A foundation model for time series forecasting is a large-scale transformer
model pre-trained on diverse time series data that captures universal temporal
patterns and relationships. Similar to how BERT and GPT models learn language
structure, time series foundation models learn to understand trends,
seasonality, and variable interactions across different domains and scales.
This pre-training enables the model to adapt to new forecasting tasks with
no or minimal fine-tuning, effectively transferring knowledge from its training
data to your specific use case while handling complex patterns and multivariate
relationships that traditionally required extensive feature engineering.
Architecture
Mimosa leverages a transformer-based encoder-decoder architecture adapted for
time series forecasting. The model processes numerical time series data through
a tokenization approach that converts continuous values into discrete tokens,
enabling the use of traditional transformer mechanisms for sequential data.
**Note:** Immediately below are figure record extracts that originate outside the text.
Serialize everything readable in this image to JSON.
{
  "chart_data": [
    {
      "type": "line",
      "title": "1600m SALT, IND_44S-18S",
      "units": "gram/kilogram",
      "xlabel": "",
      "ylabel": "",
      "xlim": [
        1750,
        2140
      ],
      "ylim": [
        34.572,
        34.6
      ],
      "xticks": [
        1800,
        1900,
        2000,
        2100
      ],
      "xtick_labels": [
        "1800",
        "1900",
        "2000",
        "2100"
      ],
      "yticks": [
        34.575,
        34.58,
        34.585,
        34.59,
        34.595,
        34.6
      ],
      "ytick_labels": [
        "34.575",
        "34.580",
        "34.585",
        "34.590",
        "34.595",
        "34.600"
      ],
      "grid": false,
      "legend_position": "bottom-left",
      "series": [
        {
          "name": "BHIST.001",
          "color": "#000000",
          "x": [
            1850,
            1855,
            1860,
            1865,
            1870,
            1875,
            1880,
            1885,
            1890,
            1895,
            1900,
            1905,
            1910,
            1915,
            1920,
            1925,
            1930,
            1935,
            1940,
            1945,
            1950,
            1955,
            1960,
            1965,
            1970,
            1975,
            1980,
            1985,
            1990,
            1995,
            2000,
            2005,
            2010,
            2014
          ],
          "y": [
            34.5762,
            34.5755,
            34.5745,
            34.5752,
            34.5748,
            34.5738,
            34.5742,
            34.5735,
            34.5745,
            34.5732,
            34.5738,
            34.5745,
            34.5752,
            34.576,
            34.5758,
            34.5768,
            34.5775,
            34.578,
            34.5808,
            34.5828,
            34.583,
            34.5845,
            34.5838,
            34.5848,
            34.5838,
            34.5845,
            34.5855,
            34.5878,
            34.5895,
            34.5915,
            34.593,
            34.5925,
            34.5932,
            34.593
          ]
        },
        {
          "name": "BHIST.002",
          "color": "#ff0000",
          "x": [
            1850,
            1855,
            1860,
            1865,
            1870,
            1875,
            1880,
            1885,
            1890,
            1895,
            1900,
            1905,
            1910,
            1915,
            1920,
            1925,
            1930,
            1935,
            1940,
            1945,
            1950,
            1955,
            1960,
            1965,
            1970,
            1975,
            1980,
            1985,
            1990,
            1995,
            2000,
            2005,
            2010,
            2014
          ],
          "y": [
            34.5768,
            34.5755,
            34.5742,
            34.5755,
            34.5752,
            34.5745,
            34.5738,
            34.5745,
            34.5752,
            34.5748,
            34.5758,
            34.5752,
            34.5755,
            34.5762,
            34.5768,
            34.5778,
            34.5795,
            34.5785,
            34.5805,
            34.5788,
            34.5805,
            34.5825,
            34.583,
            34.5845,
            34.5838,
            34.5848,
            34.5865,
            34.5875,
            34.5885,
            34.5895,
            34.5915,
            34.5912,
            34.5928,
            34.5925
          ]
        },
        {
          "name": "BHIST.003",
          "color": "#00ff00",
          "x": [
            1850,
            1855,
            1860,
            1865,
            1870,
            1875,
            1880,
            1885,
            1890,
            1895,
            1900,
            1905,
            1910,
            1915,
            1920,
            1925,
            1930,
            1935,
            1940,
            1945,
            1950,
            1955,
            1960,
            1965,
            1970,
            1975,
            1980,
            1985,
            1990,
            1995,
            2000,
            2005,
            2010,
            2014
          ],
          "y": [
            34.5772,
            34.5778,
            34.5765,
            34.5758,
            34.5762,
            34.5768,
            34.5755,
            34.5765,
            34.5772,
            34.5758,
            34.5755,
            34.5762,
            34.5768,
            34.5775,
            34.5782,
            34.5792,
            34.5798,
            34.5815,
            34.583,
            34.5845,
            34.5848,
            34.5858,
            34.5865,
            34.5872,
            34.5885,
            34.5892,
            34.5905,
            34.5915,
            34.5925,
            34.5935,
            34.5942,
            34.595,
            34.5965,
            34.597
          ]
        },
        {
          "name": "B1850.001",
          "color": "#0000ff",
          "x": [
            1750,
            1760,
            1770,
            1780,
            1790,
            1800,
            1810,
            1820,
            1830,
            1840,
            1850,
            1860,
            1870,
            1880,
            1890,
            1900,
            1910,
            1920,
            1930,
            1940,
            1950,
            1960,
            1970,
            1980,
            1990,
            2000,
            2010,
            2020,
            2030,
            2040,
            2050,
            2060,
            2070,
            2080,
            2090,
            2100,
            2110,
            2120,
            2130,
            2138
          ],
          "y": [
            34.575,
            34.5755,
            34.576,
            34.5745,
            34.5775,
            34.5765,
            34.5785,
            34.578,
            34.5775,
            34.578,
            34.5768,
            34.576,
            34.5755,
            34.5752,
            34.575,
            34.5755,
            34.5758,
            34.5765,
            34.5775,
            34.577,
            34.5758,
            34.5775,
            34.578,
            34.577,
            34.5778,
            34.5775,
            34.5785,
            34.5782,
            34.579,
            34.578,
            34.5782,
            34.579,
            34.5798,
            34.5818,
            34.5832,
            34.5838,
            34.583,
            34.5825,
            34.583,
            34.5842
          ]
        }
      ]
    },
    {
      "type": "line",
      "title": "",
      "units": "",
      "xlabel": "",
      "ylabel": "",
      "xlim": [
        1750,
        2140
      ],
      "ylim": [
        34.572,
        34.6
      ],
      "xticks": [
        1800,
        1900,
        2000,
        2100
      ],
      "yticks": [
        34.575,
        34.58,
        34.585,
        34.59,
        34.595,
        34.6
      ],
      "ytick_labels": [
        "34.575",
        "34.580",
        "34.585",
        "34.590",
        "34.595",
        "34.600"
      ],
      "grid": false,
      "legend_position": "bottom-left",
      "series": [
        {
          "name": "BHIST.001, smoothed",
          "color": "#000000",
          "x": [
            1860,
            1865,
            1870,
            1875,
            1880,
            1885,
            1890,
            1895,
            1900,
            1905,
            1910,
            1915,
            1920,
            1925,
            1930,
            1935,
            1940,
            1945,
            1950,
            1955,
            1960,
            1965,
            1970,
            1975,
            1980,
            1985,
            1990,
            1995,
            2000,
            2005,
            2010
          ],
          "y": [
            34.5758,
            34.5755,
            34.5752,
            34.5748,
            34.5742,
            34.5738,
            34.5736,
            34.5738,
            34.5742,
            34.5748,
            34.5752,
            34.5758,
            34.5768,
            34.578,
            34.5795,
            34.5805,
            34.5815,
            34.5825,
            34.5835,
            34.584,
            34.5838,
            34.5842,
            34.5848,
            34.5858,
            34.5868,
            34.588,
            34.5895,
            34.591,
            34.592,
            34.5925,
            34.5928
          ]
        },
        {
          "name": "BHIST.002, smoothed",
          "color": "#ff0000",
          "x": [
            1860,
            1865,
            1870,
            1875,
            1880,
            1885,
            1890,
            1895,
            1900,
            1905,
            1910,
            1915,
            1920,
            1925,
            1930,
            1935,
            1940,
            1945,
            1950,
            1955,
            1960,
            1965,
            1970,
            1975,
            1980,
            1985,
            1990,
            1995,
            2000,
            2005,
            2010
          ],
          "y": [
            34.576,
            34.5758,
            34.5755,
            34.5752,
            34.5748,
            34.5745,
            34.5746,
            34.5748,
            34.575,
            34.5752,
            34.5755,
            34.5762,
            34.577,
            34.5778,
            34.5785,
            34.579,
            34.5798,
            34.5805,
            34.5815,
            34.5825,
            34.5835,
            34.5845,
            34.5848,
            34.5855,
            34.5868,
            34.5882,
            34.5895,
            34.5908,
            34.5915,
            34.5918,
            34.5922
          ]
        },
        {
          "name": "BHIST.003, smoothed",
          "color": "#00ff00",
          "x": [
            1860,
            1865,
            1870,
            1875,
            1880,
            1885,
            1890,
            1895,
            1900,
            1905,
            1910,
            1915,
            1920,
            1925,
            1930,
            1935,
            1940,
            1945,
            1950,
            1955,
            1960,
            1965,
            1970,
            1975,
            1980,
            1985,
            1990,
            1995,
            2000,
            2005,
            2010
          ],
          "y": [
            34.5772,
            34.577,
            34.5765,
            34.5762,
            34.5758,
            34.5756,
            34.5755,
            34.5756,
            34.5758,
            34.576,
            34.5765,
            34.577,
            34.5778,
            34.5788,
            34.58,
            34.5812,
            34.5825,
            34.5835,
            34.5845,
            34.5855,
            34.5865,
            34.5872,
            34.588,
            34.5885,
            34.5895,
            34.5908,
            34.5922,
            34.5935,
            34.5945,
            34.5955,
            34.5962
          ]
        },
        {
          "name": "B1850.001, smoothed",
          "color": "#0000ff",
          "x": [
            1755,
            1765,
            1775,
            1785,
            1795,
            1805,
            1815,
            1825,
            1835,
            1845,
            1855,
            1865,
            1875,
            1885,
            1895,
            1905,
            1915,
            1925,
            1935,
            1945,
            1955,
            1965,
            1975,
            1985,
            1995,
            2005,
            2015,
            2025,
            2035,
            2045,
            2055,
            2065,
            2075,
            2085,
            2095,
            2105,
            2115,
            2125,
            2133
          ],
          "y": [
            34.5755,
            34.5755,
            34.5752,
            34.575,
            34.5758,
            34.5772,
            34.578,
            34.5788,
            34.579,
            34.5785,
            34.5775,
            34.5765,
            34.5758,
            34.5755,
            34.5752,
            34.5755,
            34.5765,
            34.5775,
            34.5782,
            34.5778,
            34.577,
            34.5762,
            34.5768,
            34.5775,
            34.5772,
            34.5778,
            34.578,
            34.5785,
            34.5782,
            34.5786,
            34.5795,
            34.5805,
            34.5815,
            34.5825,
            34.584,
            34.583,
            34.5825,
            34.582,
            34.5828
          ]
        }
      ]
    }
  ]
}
The architecture consists of multiple transformer blocks incorporating
self-attention layers, feed-forward networks, and residual connections.
What distinguishes Mimosa is its minimalist design philosophy - rather than
introducing complex domain-specific components, it relies on the transformer’s
inherent capabilities to learn temporal patterns and relationships.
Training dataset
Mimosa was trained on a comprehensive collection of time series data spanning
multiple domains and sampling frequencies. The training corpus combines both
real-world datasets and synthetic data to ensure robust generalization.
The training data includes:
- Financial data: Cash flow data, revenue streams, operational costs, and
profitability indicators from various businesses.
- Energy domain: Electricity consumption patterns, power generation data, and
grid utilization metrics.
- Supply chain: Inventory levels, order volumes, fulfillment rates, and demand
forecasts across different product categories.
- Healthcare analytics: Patient admission rates, treatment utilization patterns,
and facility capacity metrics.
- Consumer products: User engagement data from mobile apps and games, including
daily active users, session lengths, and in-app activities.
The training data was enhanced through two key strategies:
- Time series mixing that creates new patterns by combining existing sequences
in varying proportions.
- Synthetic data generation using Gaussian processes with compositional kernels
to introduce additional variability.